In previous articles we explained that the Spanish Government reintroduced wealth tax in 2011 as an emergency economic measure. The reintroduction was achieved simply by removing the 100% exemption to the tax that had originally been introduced in 2008.
However, the tax was eliminated for the majority of potential taxpayers because a significant tax free allowance of 700.000 € was granted for 2011 and 2012 plus a further exemption of up to 300,000€ in respect of the net of mortgage value of an individual’s home.
In 2012, the Spanish Government again decided that it was necessary to keep wealth tax in force for 2013, but gave a strong indication that it would be abolished for 2014.
The Spanish Government published on 30 September 2013 the draft Budget for 2014 and unsurprisingluy changed its mind yet again and is proposing to retain wealth tax for 2014, as a continuing measure to reduce the Spanish deficit. The Spanish defecit is about to reach 100% of its PIB (Producto Interior Bruto).

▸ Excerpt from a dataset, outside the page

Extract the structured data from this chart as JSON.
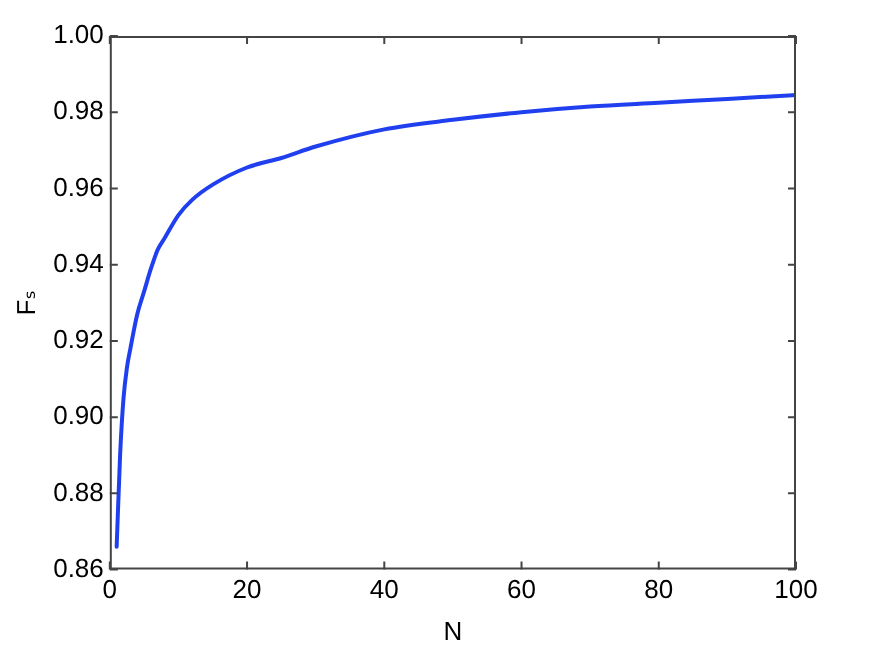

The god news (potentially at least) is that the draft provision in the budget makes it unequivocal that the 100% exemption is to be reinstated for 2015 onwards. Bearing in mind how many times this Government has changed its mind, one cannot guarantee that 2014 will indeed be the last year of wealth tax in Spain but economic indicators are showing positive signs and we are observing a marked improvement in econo,mic activity in this part of Spain.
We also have to remember that wealth tax has been fully ceded to the autonomous regions of Spain, which have extensive powers to modify the tax regime. This means that Andalucia, for example, could reverse the 100% exemption legislated by the state and continue to charge its own tax residents.
Only the lucky residents in Madrid continue to enjoy the 100% wealth tax exemption!